Type 2 diabetes can trigger symptoms such as needing to a pee a lot and extreme tiredness, but left untreated, problems with the eyes, feet and nerves can occur, and the risk of heart attack and stroke is increased. Eating a healthy diet and regular exercise can help mange blood sugar levels. But research has also suggested taking certain supplements can help.
Three supplements which have been found to lower blood sugar are magnesium, chromium and quercetin
Three supplements which have been found to lower blood sugar are magnesium, chromium and quercetin.
Adding just 100mg of magnesium to your diet could lower your risk of diabetes by as much as 15 per cent, according to medical website Everyday Health.
Similarly, you could be more at risk of a magnesium deficiency if you’ve been diagnosed with diabetes.
That’s because patients tend to lose a lot of their magnesium in their urine, as their body tries to get rid of excess sugar.
“People with diabetes tend to be deficient in magnesium, which is a mineral that plays a role in nearly 300 biochemical or enzymatic reactions in the body,” it says.
It adds: “Magnesium deficiency has been linked to insulin resistance, which is central to the development of type 2 diabetes.
“On the flip side, increasing your intake of magnesium has been shown to possibly lower your risk of developing the chronic disease.
“The kidneys are important organs that are charged with maintaining a balance of magnesium.
“But people with diabetes end up losing large amounts of magnesium in their urine.”
A number of studies have suggested chromium can help regulate blood glucose levels.
A 2012 study carried out by the USA’s University of Wyoming found chromium helps blood glucose levels by boosting the actions of insulin – the hormone responsible for regulating the release of glucose into the cells.
In 2003 a study published in Nutrition Research Reviews reported that the type of chromium used in supplements – chromium picolinate – is able to curb insulin resistance, which can be linked to the development of type 2 diabetes.
Holland & Barrett explains what chromium is: “Chromium is a trace mineral, which means your body needs it in tiny amounts.
“It plays an important role in turning the food we eat into energy.
“Chromium can’t be made by our bodies, so we must get it from our food.
“Good sources include broccoli, potatoes and wholegrain. Most people get all they need from their diet.”
As well as in food, chromium is available as chromium picolinate in tablets and can also be found in multivitamins.

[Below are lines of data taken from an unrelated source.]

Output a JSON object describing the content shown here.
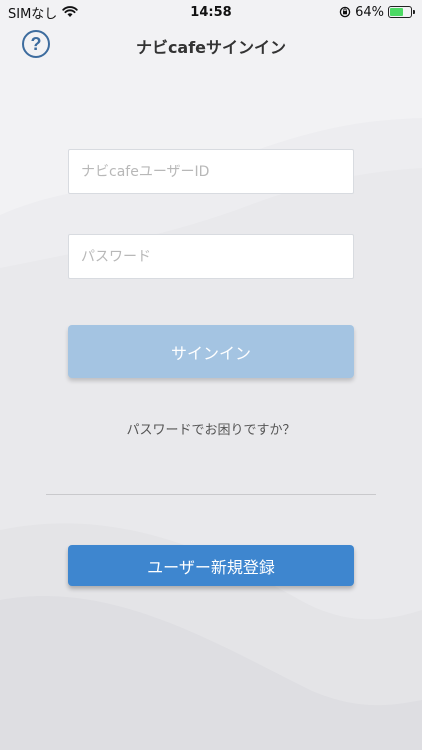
{
  "status": {
    "carrier": "SIMなし",
    "time": "14:58",
    "battery": "64%",
    "battery_level": 0.64,
    "icons": [
      "wifi-icon",
      "orientation-lock-icon",
      "battery-icon"
    ]
  },
  "nav": {
    "help_icon": "?",
    "title": "ナビcafeサインイン"
  },
  "form": {
    "user_id_placeholder": "ナビcafeユーザーID",
    "password_placeholder": "パスワード",
    "signin_label": "サインイン",
    "forgot_label": "パスワードでお困りですか？",
    "register_label": "ユーザー新規登録"
  },
  "colors": {
    "accent": "#3e86cf",
    "signin_disabled": "#a4c4e2",
    "help_icon": "#3d6c9e",
    "background": "#f2f2f4"
  }
}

A 2019 review of studies, published in Phytopherapy Research, found taking 500mg or more of quercetin daily for at least eight weeks reduced blood glucose levels in people with metabolic syndrome, who have an increased risk of developing diabetes.
Again, Holland & Barrett explains what quercetin is: “Quercetin is a flavonoid, a natural chemical found in plants that has been shown to have a wide number of health benefits, including reducing inflammation, relieving allergy symptoms, and preventing infection.”
Quercetin is available as a supplement but can also be found in a number of foods, including:
- Citrus fruits
- Green leafy vegetables
- Olive oil
- Red grapes
When it comes to dosage for supplements, the high street health store advises: “Doses of 500-100mg a day are considered safe.
“Don’t take quercetin if you are pregnant or breast-feeding as there isn’t enough evidence to show it’s safe.
“Quercetin can interact with certain medications, so speak to your GP before taking quercetin supplements.”